Na Prateleira | Dogman retrata assimetrias de poder em relações humanas

A relação do homem com o cão data de muito tempo: há mais ou menos 30 mil anos iniciou-se uma associação entre o homem e os primeiros lobos domesticados para fins de sobrevivência mútua. Entre acidentes e mortes acidentais no processo, cá estamos com diversas raças de tamanhos variados (desde pinschers que pesam 4 kg a cachorros gigantes que poderiam nos matar com uma patada/mordida) em uma relação de amizade e obediência; o exato oposto das relações humanas.
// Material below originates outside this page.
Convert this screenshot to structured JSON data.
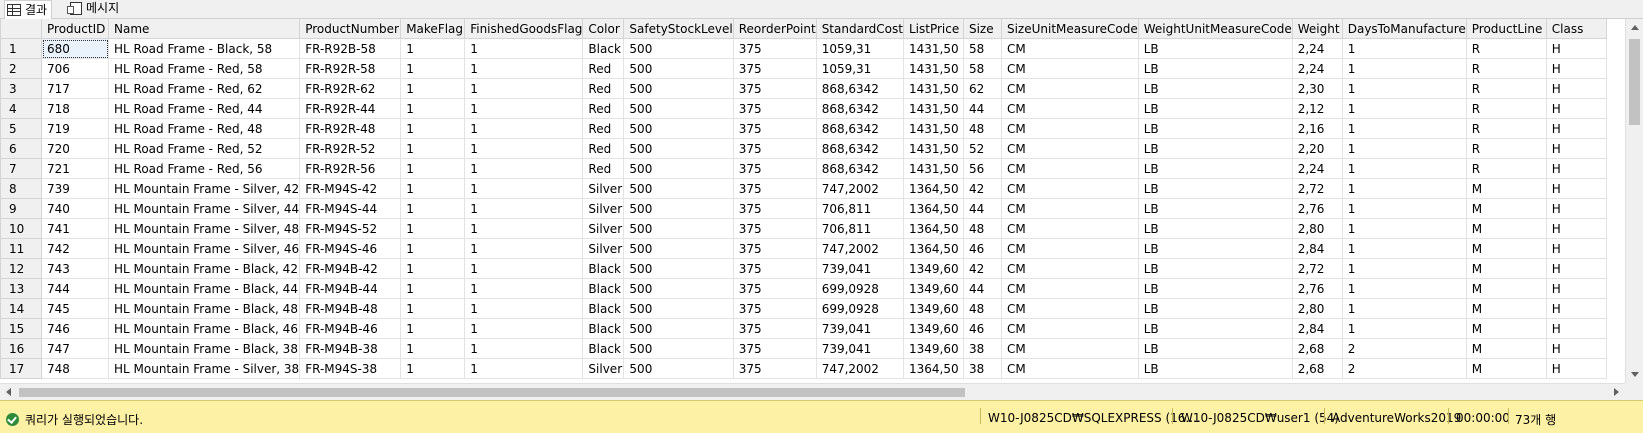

O filme Dogman, do italiano Matteo Gorrone, começa com uma cena emblemática: o cuidador de cachorros Marcello (Marcello Fonte) está dando banho e secando um pitbull grande e extremamente agressivo. Magro e franzino, o dono do petshop consegue realizar seu trabalho entre avanços do cão feroz; ao fim da cena, o pitbull está domado e totalmente relaxado, obedecendo a cada ordem do protagonista. De forma muito simbólica, somos apresentados ao personagem executando sua maior habilidade como profissional; contornar situações de total assimetria de forças.

Baseado em um crime horrendo cometido na Itália na década de 80, Dogman retrata os abusos sofridos por Marcello (Marcello Fonte), dono de um petshop e bem quisto por todos, nas mãos de Simoncino (Edoardo Pesce), um ex-pugilista viciado em cocaína. Depois de passar por diversas humilhações e ter sua reputação manchada no bairro em que mora na periferia de Roma, ele trama e executa uma vingança sádica contra Simoncino.

Se antes Matteo Gorrone ficou conhecido por expor as facetas mais cruéis do crime organizado italiano em Gomorra (2008), aqui ele optou por trabalhar, ainda que baseando-se em fatos reais, uma narrativa mais íntima, mas que beira o fantástico graças ao trabalho impressionante de Marcello Fonte, lhe rendendo o prêmio de melhor interpretação marculina em Cannes. Totalmente encurralado em uma rotina de pequenas violências que vão crescendo cada vez mais, ele se adapta ao medo e à covardia para sobreviver aos ímpetos de maldade de Simoncino e para manter uma certa relação amigável com ele. Quando a paz que o personagem tanto preza não consegue ser mantida não importa o preço que ele pague, seus ímpetos de violência se afloram.

 

O medo e a ânsia por ser reconhecido acompanham o personagem Marcello por todo o longa.

 

O trabalho do cast é muito bom. O personagem de Marcello cai como uma luva para o ator, que inspira verdade durante todo o filme. Além da aparência física frágil e pequena, o ator impressiona pela fisicalidade permanentemente amedrontada, sempre se esgueirando e tentando viver nas frestas concedidas por seu algoz, que também é muito marcante. O ator Eduardo Pesce, que dá vida a Simoncino, representa muito bem a violência que permeia praticamente todas as relações sociais e paralisa suas vítimas, deixando-as presas por longos períodos sem revidar. O desequilíbrio claro de poder entre ele e Marcello ultrapassa a aparência física e abrange o reconhecimento social, a visibilidade e a liberdade de ir e vir.

Dogman não deve ser encarado somente como um filme de vingança (apesar de funcionar muito bem quando visto por esse aspecto em particular). A narrativa do longa inclui arquétipos humanos atemporais, que podem ser vividos por qualquer pessoa em qualquer lugar do mundo, afinal, estar atado à padrões de violência ou ser o causador dela é essencialmente humano.